Pyrimidine salvaging enzyme UPRTase is active in <i>Drosophila</i> and limits the specificity of tissue specific RNA isolation by 4TU tagging.

Pyrimidine salvaging enzyme UPRTase is active in Drosophila and limits the specificity of tissue specific RNA isolation by 4TU tagging. Arpan Ghosh, MaryJane Shimmel, Emma Leof, Michael O'Connor. Gen Cell & Development, Univ Minnesota Twin Cities, Minneapolis, MN.

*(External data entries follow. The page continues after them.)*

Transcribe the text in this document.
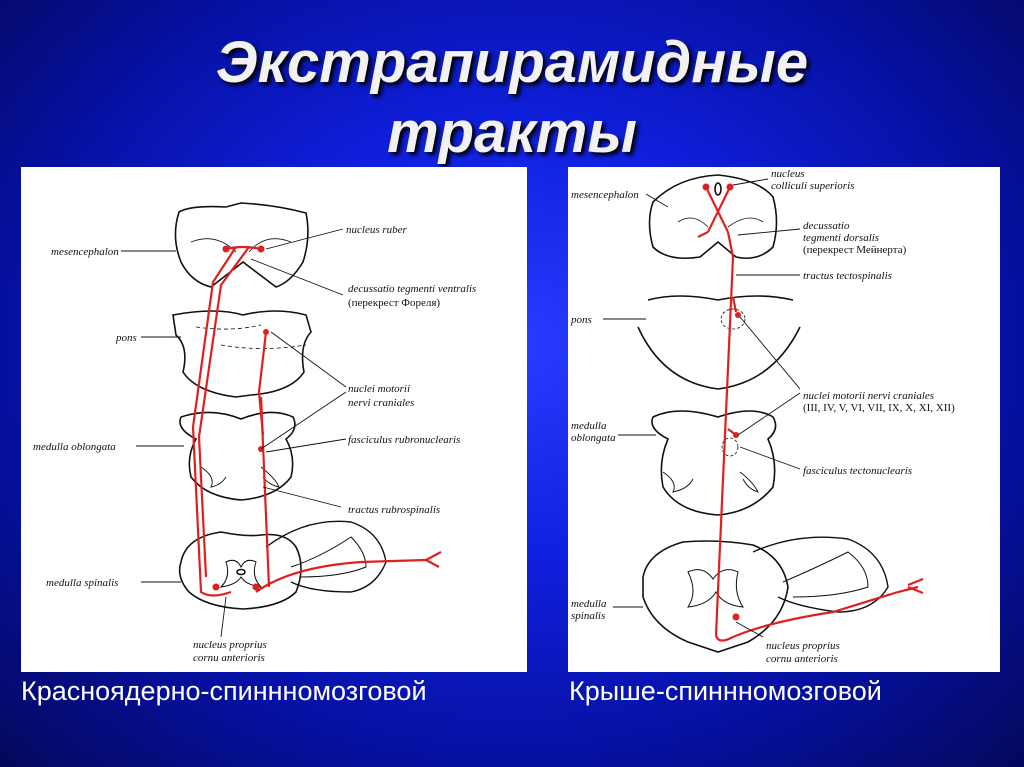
Экстрапирамидные
тракты
mesencephalon
nucleus ruber
decussatio tegmenti ventralis
(перекрест Фореля)
pons
nuclei motorii
nervi craniales
medulla oblongata
fasciculus rubronuclearis
tractus rubrospinalis
medulla spinalis
nucleus proprius
cornu anterioris
mesencephalon
nucleus
colliculi superioris
decussatio
tegmenti dorsalis
(перекрест Мейнерта)
tractus tectospinalis
pons
nuclei motorii nervi craniales
(III, IV, V, VI, VII, IX, X, XI, XII)
medulla
oblongata
fasciculus tectonuclearis
medulla
spinalis
nucleus proprius
cornu anterioris
Красноядерно-спиннномозговой	Крыше-спиннномозговой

Spatial-temporal regulation of gene expression is central to the existence of multicellular organisms. However, studying cell/tissue specific gene expression is often limited by the ability to isolate homogeneous populations of specfic cell types. Recently T. gondii Uracil-phophorybosyltransferase (Tg-UPRT) mediated 4-thiouracil (4TU) tagging has been described as an efficient method for tissue/cell-type specific RNA isolation (Miller, MR et. al. Nature methods 2009). Specificity and efficiency of this technique is based on the present understanding that all UPRT homologues from higher eukaryotes are inactive. Here we show that Drosophila UPRT homologue CG5537 (krishah, kri) is active in vivo and is essential for larval growth. Both S2 cells and larvae are capable of efficiently incorporating 4TU, and kri-RNAi can significantly reduce this incorporation. Additionally, loss of kri severely affects larval growth and gives rise to thin larvae that, in some cases, form thin pupae/pre-pupae that mostly die before reaching the pharate stage. However, developmental timing of stage transitions in the mutant larvae is not affected. Interestingly, we show that a relatively weaker kri-RNAi can significantly reduce 4TU incorporation without causing larval growth defects. This provides the possibility of systemically knocking down kri to reduce background incorporation of 4TU while using Tg-UPRT to obtain tissue specific RNA tagging. Towards this goal we have verified that the kri-RNAi does not affect expression of a codon-optimized Tg-UPRT construct or its ability to incorporate 4TU. Overall we provide strong evidence to show that, contrary to current understanding, the Drosophila UPRT homologue kri, is active in vivo. We also suggest ways of significantly improving the specificity and efficiency of a promising cell-type/tissue specific RNA isolation technique.